A lighted Woodsmen Accident and Life Company clock ticks out the time and just inside the door, a perpetual calendar from The New Zealand Insurance Company tracks the date.

Hall pointed to a State Farm beach towel.

“I found that in Denver in the original packaging,” she said. “It was only $20! A steal! Someday I hope to find an insurance tablecloth – I haven’t found one yet that was a price I wanted to pay.”

Like most collectors, the thrill of the hunt inspires her.

“Every piece has a story,” she said.

She and her husband plan their travel destinations around the antique shops they want to visit.

“I actually got to go to Lloyds of London,” she said . “I got an eraser as a souvenir.”

While in-person shopping is her preference, she did find a large collection of insurance signs on eBay.

“A guy in Indiana was selling 42 signs,” she said. “I called a friend who lived 17 miles away and she picked them up.”

Her cousin got the four large boxes from the friend and shipped them to Hall.

She has many items from her former employer, Rogers & Rogers.

“When I worked there, it was the oldest insurance company in the area,” she said. “They paid out after Spokane’s Great Fire.”

Other notable Spokane landmarks appear in her collection, like a perpetual calendar she found in Everett. It features what was once known as the Western Union Life Insurance building, but is now known as the Chancery.

Unusual items include a long-playing Christmas album “The Equitable Chimes,” which was produced by the Equitable Life Insurance Company in Spokane. She even has a 1924 Metropolitan Life Cookbook from Spokane’s Metropolitan Life Insurance Company.

While some peruse Black Friday sales at area department stores, Hall and her husband spend the day browsing local antique shops.
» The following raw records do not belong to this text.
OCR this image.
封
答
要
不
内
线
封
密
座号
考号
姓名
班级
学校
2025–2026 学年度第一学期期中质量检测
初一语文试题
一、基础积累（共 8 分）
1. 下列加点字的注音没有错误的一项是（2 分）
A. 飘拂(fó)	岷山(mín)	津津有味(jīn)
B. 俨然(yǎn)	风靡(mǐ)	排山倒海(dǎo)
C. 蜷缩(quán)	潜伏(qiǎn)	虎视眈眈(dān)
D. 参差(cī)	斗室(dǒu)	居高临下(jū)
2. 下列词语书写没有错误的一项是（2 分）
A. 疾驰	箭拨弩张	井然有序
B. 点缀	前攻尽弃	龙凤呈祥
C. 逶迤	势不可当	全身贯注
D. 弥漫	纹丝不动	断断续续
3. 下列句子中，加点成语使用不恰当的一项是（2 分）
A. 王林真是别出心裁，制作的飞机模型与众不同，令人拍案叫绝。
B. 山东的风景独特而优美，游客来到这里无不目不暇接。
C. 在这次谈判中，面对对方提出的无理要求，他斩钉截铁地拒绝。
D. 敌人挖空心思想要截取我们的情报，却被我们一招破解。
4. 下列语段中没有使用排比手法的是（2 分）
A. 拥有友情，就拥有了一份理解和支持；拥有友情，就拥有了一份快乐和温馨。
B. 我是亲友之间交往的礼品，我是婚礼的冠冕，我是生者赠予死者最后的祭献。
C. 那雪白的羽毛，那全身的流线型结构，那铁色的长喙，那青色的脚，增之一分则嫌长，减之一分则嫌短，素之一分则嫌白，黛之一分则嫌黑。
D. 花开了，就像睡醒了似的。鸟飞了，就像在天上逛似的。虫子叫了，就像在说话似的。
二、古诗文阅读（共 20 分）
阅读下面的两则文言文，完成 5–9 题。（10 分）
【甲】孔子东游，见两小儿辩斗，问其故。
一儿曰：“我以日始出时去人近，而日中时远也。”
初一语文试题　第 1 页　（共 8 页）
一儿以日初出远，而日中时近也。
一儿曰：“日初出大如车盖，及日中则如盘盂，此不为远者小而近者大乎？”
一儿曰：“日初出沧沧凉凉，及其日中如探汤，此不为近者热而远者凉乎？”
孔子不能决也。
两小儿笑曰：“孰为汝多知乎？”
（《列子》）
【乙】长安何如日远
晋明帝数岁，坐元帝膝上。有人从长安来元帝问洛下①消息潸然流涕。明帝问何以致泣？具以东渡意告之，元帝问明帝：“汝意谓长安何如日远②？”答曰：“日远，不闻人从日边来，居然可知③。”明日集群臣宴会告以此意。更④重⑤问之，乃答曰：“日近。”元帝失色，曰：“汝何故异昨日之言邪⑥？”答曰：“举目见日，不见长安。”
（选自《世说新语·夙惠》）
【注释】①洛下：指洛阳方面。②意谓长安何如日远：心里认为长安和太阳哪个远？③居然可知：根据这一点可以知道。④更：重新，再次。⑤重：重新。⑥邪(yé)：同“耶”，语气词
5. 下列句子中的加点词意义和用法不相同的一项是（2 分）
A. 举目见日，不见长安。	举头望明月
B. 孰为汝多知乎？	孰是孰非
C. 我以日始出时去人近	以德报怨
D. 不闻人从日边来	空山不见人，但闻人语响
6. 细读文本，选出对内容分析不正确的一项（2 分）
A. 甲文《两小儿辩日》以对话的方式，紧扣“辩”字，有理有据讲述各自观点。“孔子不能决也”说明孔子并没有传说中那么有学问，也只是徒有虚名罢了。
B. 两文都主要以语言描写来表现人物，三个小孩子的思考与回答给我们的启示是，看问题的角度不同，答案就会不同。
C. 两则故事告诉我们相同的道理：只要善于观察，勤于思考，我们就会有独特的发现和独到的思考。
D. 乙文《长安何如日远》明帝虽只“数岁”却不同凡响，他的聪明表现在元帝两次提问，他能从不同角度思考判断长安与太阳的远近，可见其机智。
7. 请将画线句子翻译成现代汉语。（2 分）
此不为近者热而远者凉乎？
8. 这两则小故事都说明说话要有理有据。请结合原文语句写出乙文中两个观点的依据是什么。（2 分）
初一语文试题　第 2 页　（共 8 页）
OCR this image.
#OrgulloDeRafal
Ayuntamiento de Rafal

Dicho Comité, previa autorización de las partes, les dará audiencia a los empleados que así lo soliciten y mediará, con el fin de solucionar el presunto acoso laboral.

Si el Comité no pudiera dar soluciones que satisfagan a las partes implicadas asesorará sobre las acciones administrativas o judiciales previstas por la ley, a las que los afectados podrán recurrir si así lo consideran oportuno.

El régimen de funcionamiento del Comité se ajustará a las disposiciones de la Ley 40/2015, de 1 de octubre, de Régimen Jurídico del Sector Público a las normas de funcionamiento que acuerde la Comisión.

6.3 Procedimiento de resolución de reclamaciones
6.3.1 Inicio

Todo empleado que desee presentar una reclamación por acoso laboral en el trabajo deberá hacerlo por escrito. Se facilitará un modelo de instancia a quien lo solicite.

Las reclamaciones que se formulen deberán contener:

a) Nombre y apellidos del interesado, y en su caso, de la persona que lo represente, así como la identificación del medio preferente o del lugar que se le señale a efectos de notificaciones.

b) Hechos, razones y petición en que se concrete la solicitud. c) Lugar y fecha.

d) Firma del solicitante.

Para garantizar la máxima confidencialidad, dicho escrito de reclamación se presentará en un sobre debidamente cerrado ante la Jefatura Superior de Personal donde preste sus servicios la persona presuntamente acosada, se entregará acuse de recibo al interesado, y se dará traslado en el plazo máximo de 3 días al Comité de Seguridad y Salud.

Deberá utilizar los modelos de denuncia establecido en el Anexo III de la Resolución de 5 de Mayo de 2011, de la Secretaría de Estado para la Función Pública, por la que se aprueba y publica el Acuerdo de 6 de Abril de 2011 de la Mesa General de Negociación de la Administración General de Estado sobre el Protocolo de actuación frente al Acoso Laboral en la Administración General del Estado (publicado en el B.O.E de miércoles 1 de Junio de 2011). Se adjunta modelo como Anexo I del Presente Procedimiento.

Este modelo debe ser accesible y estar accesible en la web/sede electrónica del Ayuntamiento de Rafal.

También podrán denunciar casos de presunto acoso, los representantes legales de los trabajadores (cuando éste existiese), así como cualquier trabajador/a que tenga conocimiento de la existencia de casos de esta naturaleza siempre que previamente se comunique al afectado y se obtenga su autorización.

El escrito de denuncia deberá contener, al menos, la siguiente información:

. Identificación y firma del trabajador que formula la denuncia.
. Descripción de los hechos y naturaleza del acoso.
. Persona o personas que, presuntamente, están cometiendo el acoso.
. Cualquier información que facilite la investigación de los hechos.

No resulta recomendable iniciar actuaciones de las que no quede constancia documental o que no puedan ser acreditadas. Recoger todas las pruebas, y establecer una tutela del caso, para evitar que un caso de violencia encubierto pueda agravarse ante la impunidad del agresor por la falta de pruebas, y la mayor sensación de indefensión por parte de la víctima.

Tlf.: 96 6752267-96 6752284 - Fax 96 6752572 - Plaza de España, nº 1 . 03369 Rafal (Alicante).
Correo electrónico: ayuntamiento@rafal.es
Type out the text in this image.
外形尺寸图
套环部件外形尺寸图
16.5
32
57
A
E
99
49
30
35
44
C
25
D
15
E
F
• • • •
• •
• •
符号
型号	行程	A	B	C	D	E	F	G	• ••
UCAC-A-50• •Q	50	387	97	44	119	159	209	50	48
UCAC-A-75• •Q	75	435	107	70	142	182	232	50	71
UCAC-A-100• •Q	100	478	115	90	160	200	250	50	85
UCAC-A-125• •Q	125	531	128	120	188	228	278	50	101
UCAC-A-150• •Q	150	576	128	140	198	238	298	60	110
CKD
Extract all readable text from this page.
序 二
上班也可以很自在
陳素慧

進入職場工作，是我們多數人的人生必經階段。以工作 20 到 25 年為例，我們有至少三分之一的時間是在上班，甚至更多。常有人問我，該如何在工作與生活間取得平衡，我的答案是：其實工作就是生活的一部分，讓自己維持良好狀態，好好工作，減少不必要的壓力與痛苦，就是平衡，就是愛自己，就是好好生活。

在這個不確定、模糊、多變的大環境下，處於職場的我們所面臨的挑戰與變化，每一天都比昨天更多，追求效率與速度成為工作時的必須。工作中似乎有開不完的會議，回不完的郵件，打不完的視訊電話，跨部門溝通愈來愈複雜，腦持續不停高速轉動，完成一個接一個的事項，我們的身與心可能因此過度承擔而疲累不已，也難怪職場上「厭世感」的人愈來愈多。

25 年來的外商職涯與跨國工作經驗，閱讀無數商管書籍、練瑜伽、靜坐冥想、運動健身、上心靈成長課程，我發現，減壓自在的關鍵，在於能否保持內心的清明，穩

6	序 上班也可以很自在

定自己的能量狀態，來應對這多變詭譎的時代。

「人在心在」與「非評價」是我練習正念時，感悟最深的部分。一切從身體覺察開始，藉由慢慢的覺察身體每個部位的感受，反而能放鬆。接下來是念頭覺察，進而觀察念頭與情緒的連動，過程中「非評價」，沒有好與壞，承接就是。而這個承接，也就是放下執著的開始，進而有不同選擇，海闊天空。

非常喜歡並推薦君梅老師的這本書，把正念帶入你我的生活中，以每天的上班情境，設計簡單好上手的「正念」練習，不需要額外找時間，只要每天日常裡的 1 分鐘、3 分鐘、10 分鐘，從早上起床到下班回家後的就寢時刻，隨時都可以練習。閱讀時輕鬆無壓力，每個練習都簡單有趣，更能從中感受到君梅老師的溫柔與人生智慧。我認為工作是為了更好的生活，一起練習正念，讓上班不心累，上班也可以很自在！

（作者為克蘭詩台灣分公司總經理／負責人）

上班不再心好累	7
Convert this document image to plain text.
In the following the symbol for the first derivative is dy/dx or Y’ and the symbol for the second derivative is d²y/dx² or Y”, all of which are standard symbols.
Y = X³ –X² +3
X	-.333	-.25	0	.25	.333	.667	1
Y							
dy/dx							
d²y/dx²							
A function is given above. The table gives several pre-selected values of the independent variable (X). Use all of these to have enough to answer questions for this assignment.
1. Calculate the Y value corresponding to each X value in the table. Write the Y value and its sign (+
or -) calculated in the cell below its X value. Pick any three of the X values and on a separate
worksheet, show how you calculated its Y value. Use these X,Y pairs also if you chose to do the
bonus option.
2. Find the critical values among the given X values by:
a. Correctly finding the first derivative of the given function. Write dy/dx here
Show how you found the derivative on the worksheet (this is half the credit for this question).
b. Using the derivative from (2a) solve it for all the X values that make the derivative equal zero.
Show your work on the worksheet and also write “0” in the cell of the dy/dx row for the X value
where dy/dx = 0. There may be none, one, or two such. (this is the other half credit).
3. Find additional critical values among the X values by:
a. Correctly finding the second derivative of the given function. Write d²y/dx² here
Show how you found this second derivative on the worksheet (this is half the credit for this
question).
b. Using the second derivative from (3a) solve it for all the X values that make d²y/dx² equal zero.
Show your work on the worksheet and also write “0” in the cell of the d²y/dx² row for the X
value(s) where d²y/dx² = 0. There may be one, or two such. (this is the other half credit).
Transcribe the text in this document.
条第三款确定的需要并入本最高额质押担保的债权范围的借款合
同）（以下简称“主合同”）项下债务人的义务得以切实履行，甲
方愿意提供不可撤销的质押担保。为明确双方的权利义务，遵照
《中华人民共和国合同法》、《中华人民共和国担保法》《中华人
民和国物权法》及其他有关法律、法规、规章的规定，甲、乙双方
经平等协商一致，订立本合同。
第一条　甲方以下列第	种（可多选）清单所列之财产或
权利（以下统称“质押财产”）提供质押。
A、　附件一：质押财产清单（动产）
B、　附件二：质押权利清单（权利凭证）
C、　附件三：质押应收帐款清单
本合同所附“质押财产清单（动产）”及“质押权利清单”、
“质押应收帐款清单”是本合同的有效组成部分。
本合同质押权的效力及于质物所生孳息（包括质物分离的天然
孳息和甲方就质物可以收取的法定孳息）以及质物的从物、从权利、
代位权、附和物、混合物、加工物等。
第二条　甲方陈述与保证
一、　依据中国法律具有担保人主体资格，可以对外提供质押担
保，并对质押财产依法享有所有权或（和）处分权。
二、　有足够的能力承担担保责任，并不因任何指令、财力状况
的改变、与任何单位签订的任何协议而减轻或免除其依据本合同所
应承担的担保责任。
Her most recent finds came from a shop in the U-District in November.

“In Spokane, we only shop twice a year because there’s not enough turnover for the things we collect,” Hall said.

The allure is discovering unique items.

“I get so excited,” she said. “It amazes me when I see something I haven’t seen before.”

For example, a set of six table knives in a decorative box.

“I haven’t bought them yet, but I would love to have them,” she said.

Her collection is carefully curated and reflects happy memories .

“I loved my job,” she said. “This reminds me of all the good times I had in the business.”